# Driving website traffic



## Scooter (Apr 13, 2007)

I would like to share some of my experiences and see if anyone else has some insight to offer. My site, endangeredwear.com, has been up for about a year now. My traffic has slowly increased to the point that I now have roughly 4500 unique visitors each month. 

The problem is, I have hit a wall. I was seeing growth in this number until it hit that point, and now it seems to be stuck there. I need ideas to get over that hump.

I have advertised in Blender Magazine. Got a bit of traffic from that, but not anywhere near enough to justify the expense. I have a few banner ads out and about.
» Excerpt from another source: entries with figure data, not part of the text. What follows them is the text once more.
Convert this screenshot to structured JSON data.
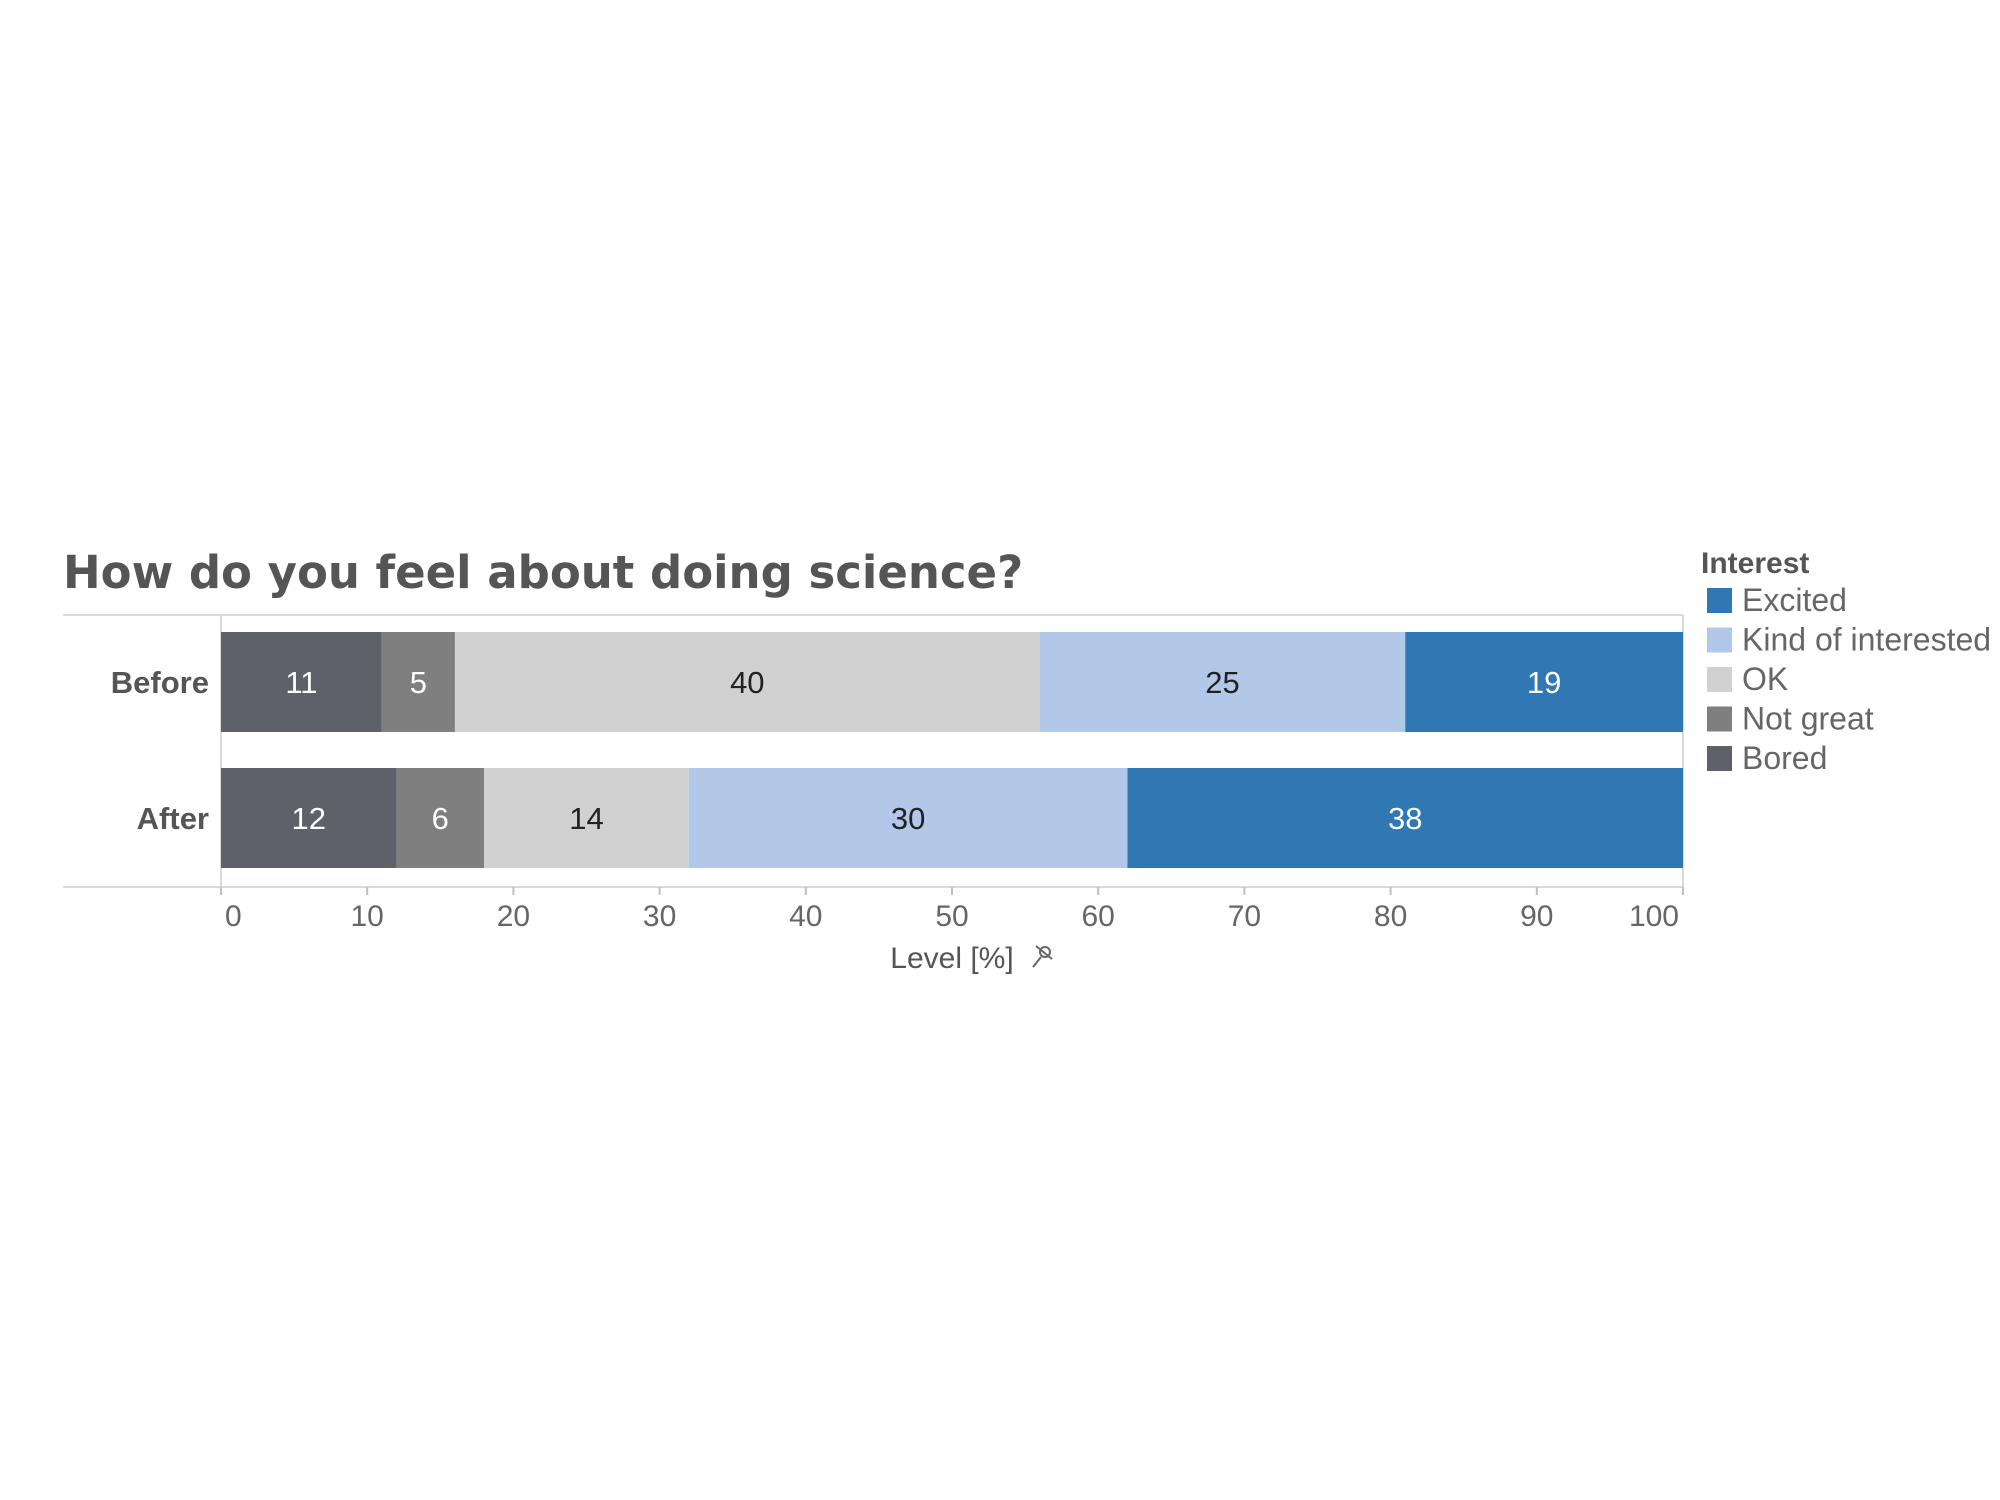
{
  "chart_data": {
    "type": "bar",
    "orientation": "horizontal",
    "stacked": true,
    "title": "How do you feel about doing science?",
    "xlabel": "Level [%]",
    "xlim": [
      0,
      100
    ],
    "xticks": [
      0,
      10,
      20,
      30,
      40,
      50,
      60,
      70,
      80,
      90,
      100
    ],
    "categories": [
      "Before",
      "After"
    ],
    "legend_title": "Interest",
    "legend_position": "right",
    "series": [
      {
        "name": "Bored",
        "color": "#5f6168",
        "label_color": "#ffffff",
        "values": [
          11,
          12
        ]
      },
      {
        "name": "Not great",
        "color": "#7f7f7f",
        "label_color": "#ffffff",
        "values": [
          5,
          6
        ]
      },
      {
        "name": "OK",
        "color": "#d1d1d1",
        "label_color": "#222222",
        "values": [
          40,
          14
        ]
      },
      {
        "name": "Kind of interested",
        "color": "#b1c8e8",
        "label_color": "#222222",
        "values": [
          25,
          30
        ]
      },
      {
        "name": "Excited",
        "color": "#2f78b4",
        "label_color": "#ffffff",
        "values": [
          19,
          38
        ]
      }
    ],
    "legend_order": [
      "Excited",
      "Kind of interested",
      "OK",
      "Not great",
      "Bored"
    ],
    "axis_icon": "pin-icon"
  }
}
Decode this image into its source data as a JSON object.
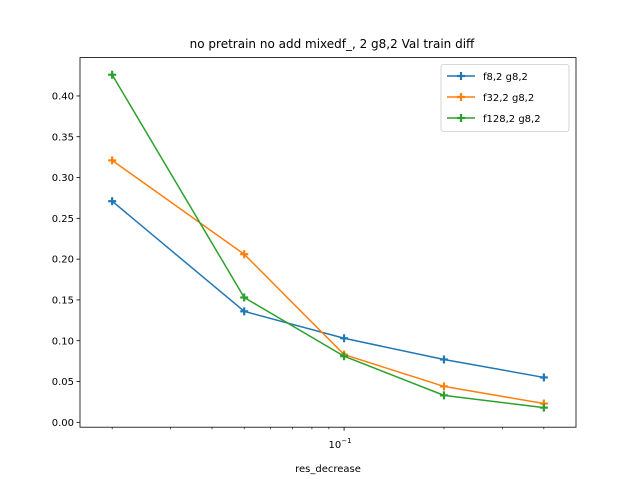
{
  "chart_data": {
    "type": "line",
    "title": "no pretrain no add mixedf_, 2 g8,2 Val train diff",
    "xlabel": "res_decrease",
    "ylabel": "",
    "xscale": "log",
    "x": [
      0.02,
      0.05,
      0.1,
      0.2,
      0.4
    ],
    "xlim": [
      0.016,
      0.5
    ],
    "ylim": [
      -0.006,
      0.447
    ],
    "x_tick_labels": [
      {
        "value": 0.1,
        "base": "10",
        "exponent": "−1"
      }
    ],
    "y_ticks": [
      "0.00",
      "0.05",
      "0.10",
      "0.15",
      "0.20",
      "0.25",
      "0.30",
      "0.35",
      "0.40"
    ],
    "legend_position": "upper right",
    "grid": false,
    "series": [
      {
        "name": "f8,2 g8,2",
        "color": "#1f77b4",
        "marker": "plus",
        "values": [
          0.271,
          0.136,
          0.103,
          0.077,
          0.055
        ]
      },
      {
        "name": "f32,2 g8,2",
        "color": "#ff7f0e",
        "marker": "plus",
        "values": [
          0.321,
          0.206,
          0.083,
          0.044,
          0.023
        ]
      },
      {
        "name": "f128,2 g8,2",
        "color": "#2ca02c",
        "marker": "plus",
        "values": [
          0.426,
          0.153,
          0.081,
          0.033,
          0.018
        ]
      }
    ]
  }
}
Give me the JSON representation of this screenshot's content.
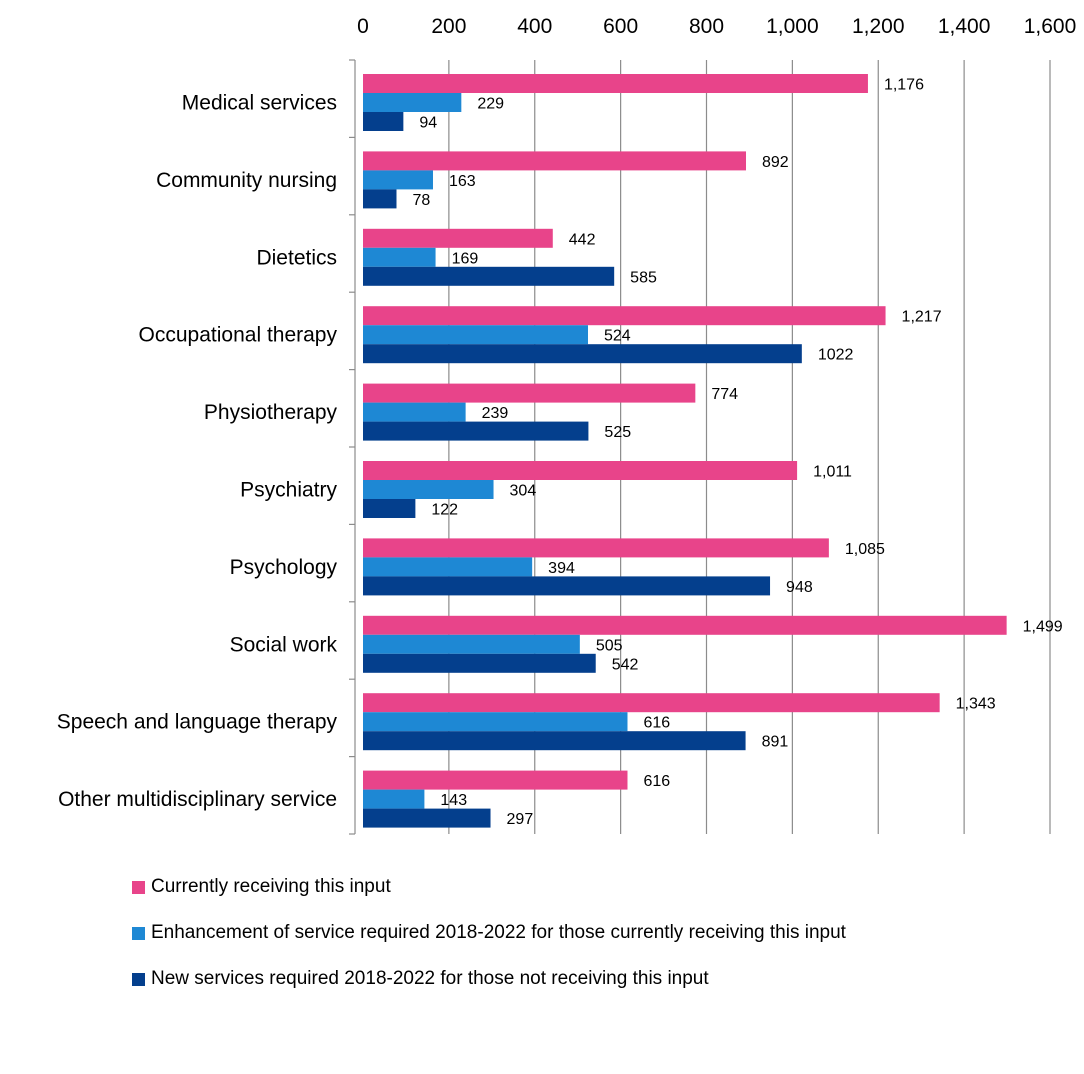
{
  "chart_data": {
    "type": "bar",
    "orientation": "horizontal",
    "title": "",
    "xlabel": "",
    "ylabel": "",
    "xlim": [
      0,
      1600
    ],
    "x_ticks": [
      "0",
      "200",
      "400",
      "600",
      "800",
      "1,000",
      "1,200",
      "1,400",
      "1,600"
    ],
    "x_axis_position": "top",
    "grid": true,
    "legend_position": "bottom",
    "categories": [
      "Medical services",
      "Community nursing",
      "Dietetics",
      "Occupational therapy",
      "Physiotherapy",
      "Psychiatry",
      "Psychology",
      "Social work",
      "Speech and language therapy",
      "Other multidisciplinary service"
    ],
    "series": [
      {
        "name": "Currently receiving this input",
        "color": "#E8448A",
        "values": [
          1176,
          892,
          442,
          1217,
          774,
          1011,
          1085,
          1499,
          1343,
          616
        ],
        "labels": [
          "1,176",
          "892",
          "442",
          "1,217",
          "774",
          "1,011",
          "1,085",
          "1,499",
          "1,343",
          "616"
        ]
      },
      {
        "name": "Enhancement of service required 2018-2022 for those currently receiving this input",
        "color": "#1E88D4",
        "values": [
          229,
          163,
          169,
          524,
          239,
          304,
          394,
          505,
          616,
          143
        ],
        "labels": [
          "229",
          "163",
          "169",
          "524",
          "239",
          "304",
          "394",
          "505",
          "616",
          "143"
        ]
      },
      {
        "name": "New services required 2018-2022 for those not receiving this input",
        "color": "#043F8D",
        "values": [
          94,
          78,
          585,
          1022,
          525,
          122,
          948,
          542,
          891,
          297
        ],
        "labels": [
          "94",
          "78",
          "585",
          "1022",
          "525",
          "122",
          "948",
          "542",
          "891",
          "297"
        ]
      }
    ]
  }
}
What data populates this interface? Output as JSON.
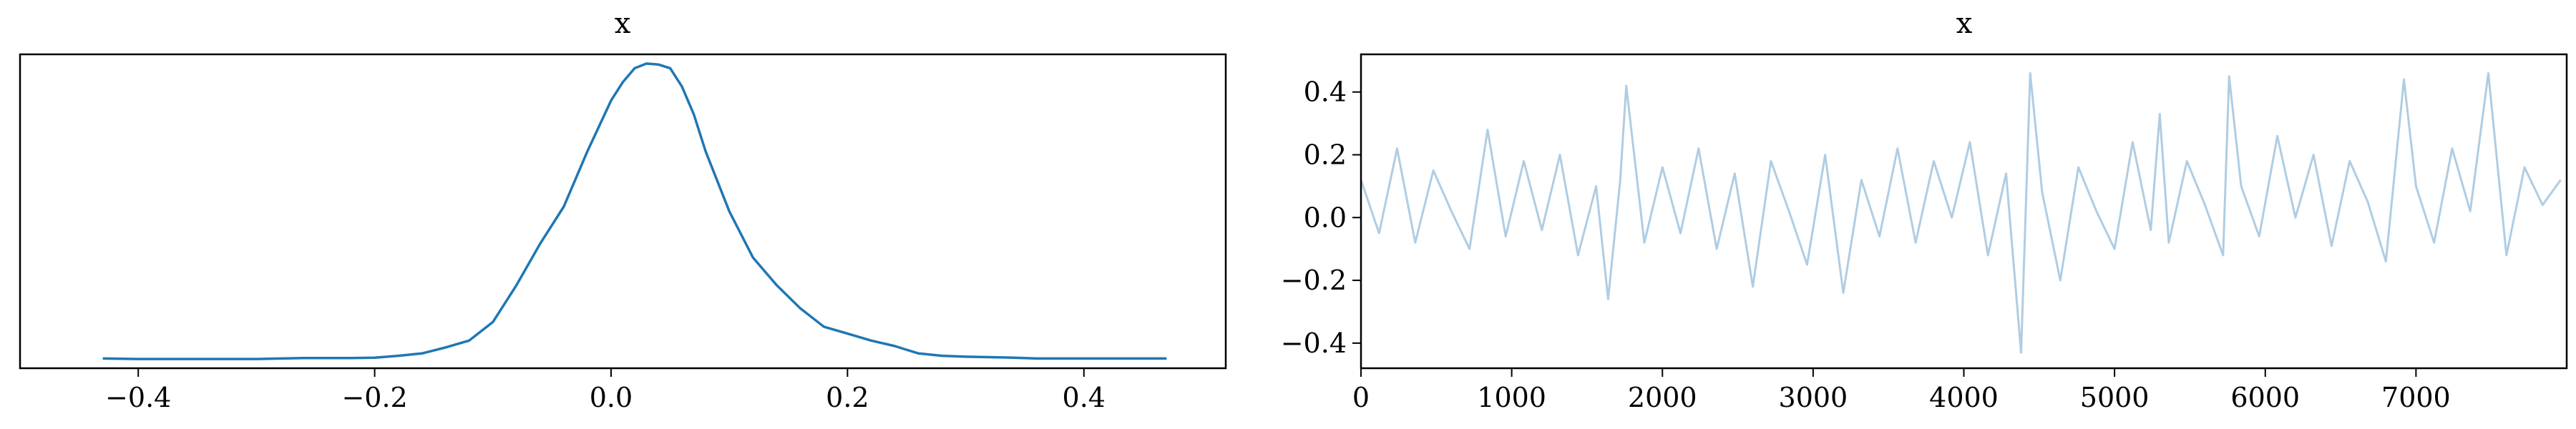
{
  "colors": {
    "kde_line": "#1f77b4",
    "trace_line": "#a6c8e0"
  },
  "chart_data": [
    {
      "type": "line",
      "title": "x",
      "xlabel": "",
      "ylabel": "",
      "xlim": [
        -0.5,
        0.52
      ],
      "ylim": [
        -0.2,
        6.6
      ],
      "grid": false,
      "xticks": [
        -0.4,
        -0.2,
        0.0,
        0.2,
        0.4
      ],
      "xtick_labels": [
        "−0.4",
        "−0.2",
        "0.0",
        "0.2",
        "0.4"
      ],
      "yticks_visible": false,
      "series": [
        {
          "x": [
            -0.43,
            -0.4,
            -0.35,
            -0.3,
            -0.26,
            -0.22,
            -0.2,
            -0.18,
            -0.16,
            -0.14,
            -0.12,
            -0.1,
            -0.08,
            -0.06,
            -0.04,
            -0.02,
            0.0,
            0.01,
            0.02,
            0.03,
            0.04,
            0.05,
            0.06,
            0.07,
            0.08,
            0.1,
            0.12,
            0.14,
            0.16,
            0.18,
            0.2,
            0.22,
            0.24,
            0.26,
            0.28,
            0.3,
            0.32,
            0.34,
            0.36,
            0.38,
            0.4,
            0.42,
            0.44,
            0.47
          ],
          "y": [
            0.01,
            0.0,
            0.0,
            0.0,
            0.02,
            0.02,
            0.03,
            0.07,
            0.12,
            0.25,
            0.4,
            0.8,
            1.6,
            2.5,
            3.3,
            4.5,
            5.6,
            6.0,
            6.3,
            6.4,
            6.38,
            6.3,
            5.9,
            5.3,
            4.5,
            3.2,
            2.2,
            1.6,
            1.1,
            0.7,
            0.55,
            0.4,
            0.28,
            0.12,
            0.07,
            0.05,
            0.04,
            0.03,
            0.01,
            0.01,
            0.01,
            0.01,
            0.01,
            0.01
          ]
        }
      ]
    },
    {
      "type": "line",
      "title": "x",
      "xlabel": "",
      "ylabel": "",
      "xlim": [
        0,
        8000
      ],
      "ylim": [
        -0.48,
        0.52
      ],
      "grid": false,
      "xticks": [
        0,
        1000,
        2000,
        3000,
        4000,
        5000,
        6000,
        7000
      ],
      "xtick_labels": [
        "0",
        "1000",
        "2000",
        "3000",
        "4000",
        "5000",
        "6000",
        "7000"
      ],
      "yticks": [
        -0.4,
        -0.2,
        0.0,
        0.2,
        0.4
      ],
      "ytick_labels": [
        "−0.4",
        "−0.2",
        "0.0",
        "0.2",
        "0.4"
      ],
      "series": [
        {
          "x": [
            0,
            120,
            240,
            360,
            480,
            600,
            720,
            840,
            960,
            1080,
            1200,
            1320,
            1440,
            1560,
            1640,
            1720,
            1760,
            1880,
            2000,
            2120,
            2240,
            2360,
            2480,
            2600,
            2720,
            2840,
            2960,
            3080,
            3200,
            3320,
            3440,
            3560,
            3680,
            3800,
            3920,
            4040,
            4160,
            4280,
            4380,
            4440,
            4520,
            4640,
            4760,
            4880,
            5000,
            5120,
            5240,
            5300,
            5360,
            5480,
            5600,
            5720,
            5760,
            5840,
            5960,
            6080,
            6200,
            6320,
            6440,
            6560,
            6680,
            6800,
            6920,
            7000,
            7120,
            7240,
            7360,
            7480,
            7600,
            7720,
            7840,
            7960
          ],
          "y": [
            0.12,
            -0.05,
            0.22,
            -0.08,
            0.15,
            0.02,
            -0.1,
            0.28,
            -0.06,
            0.18,
            -0.04,
            0.2,
            -0.12,
            0.1,
            -0.26,
            0.12,
            0.42,
            -0.08,
            0.16,
            -0.05,
            0.22,
            -0.1,
            0.14,
            -0.22,
            0.18,
            0.02,
            -0.15,
            0.2,
            -0.24,
            0.12,
            -0.06,
            0.22,
            -0.08,
            0.18,
            0.0,
            0.24,
            -0.12,
            0.14,
            -0.43,
            0.46,
            0.08,
            -0.2,
            0.16,
            0.02,
            -0.1,
            0.24,
            -0.04,
            0.33,
            -0.08,
            0.18,
            0.04,
            -0.12,
            0.45,
            0.1,
            -0.06,
            0.26,
            0.0,
            0.2,
            -0.09,
            0.18,
            0.05,
            -0.14,
            0.44,
            0.1,
            -0.08,
            0.22,
            0.02,
            0.46,
            -0.12,
            0.16,
            0.04,
            0.12
          ]
        }
      ]
    }
  ]
}
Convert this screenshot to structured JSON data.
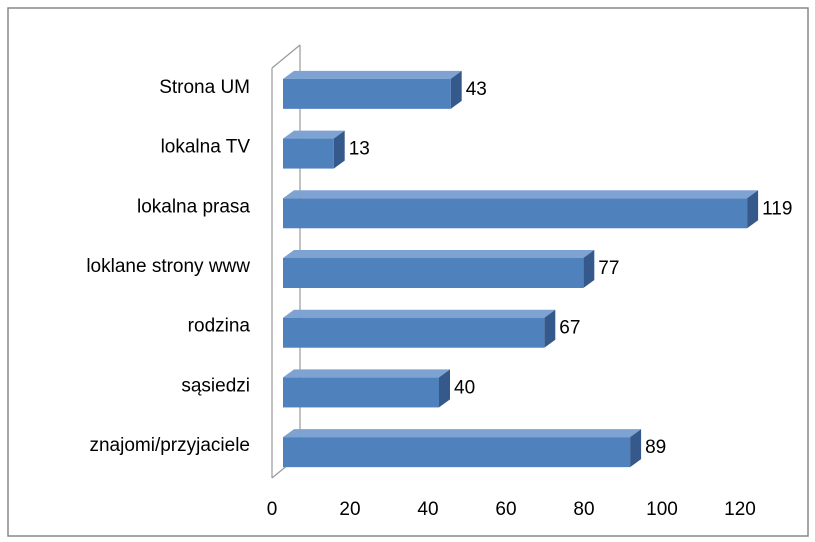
{
  "chart_data": {
    "type": "bar3d_horizontal",
    "categories": [
      "Strona UM",
      "lokalna TV",
      "lokalna prasa",
      "loklane strony www",
      "rodzina",
      "sąsiedzi",
      "znajomi/przyjaciele"
    ],
    "values": [
      43,
      13,
      119,
      77,
      67,
      40,
      89
    ],
    "color": "#4f81bd",
    "xlim": [
      0,
      120
    ],
    "xticks": [
      0,
      20,
      40,
      60,
      80,
      100,
      120
    ]
  }
}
I am currently experimenting with Adbrite, but don't have any results yet. I would love to take the big step to buying banners on high traffic sites like heavy.com, collegehumor.com, or break.com, however it is a HUGE jump from the small sites to these ones. I'm having trouble finding some middle of the road avenues that are an incremental increase over my current spending.

Anyone else want to share?
Best,
Scooter


----------



## queerrep (Jul 18, 2006)

Scooter said:


> I would like to share some of my experiences and see if anyone else has some insight to offer. My site, endangeredwear.com, has been up for about a year now. My traffic has slowly increased to the point that I now have roughly 4500 unique visitors each month.
> 
> The problem is, I have hit a wall. I was seeing growth in this number until it hit that point, and now it seems to be stuck there. I need ideas to get over that hump.
> 
> ...


What demographic reads Blender Magazine? Could you locate a popular blog that caters to that demographic? Sometimes blogs have very affordable advertising rates and I've done well with them (when I pick the right ones).


----------



## SBEMedia (Jun 26, 2008)

Do you have a blog? Also, you can use Commission Junction, where you can pick the advertiser for your site and they pay for commissions based off sales. It's a different service from AdSense, but it might be a way to get more traffic. Another route is joining social networking clubs like having a presense on MySpace, FaceBook, etc. Just a host of ways to increase your SEO.


----------



## SunEmbroidery (Oct 18, 2007)

In additin to starting your own blog I would comment on other blogs (and leave your web address in your signature file in you'll get additional clicks). 

I'm wondering how many of your visitors convert to sales. 4500 unique visitors a month could equate to plenty of sales. If you're not getting the amount of sales you want from your existing visitors possibly you need to investigate why you're not getting more sales. More visitors per month may not equate to the sales you want if you're attracting the wrong type of visitors (not targeting/marketing to a particular niche) although more clicks will help your SE rankings.


----------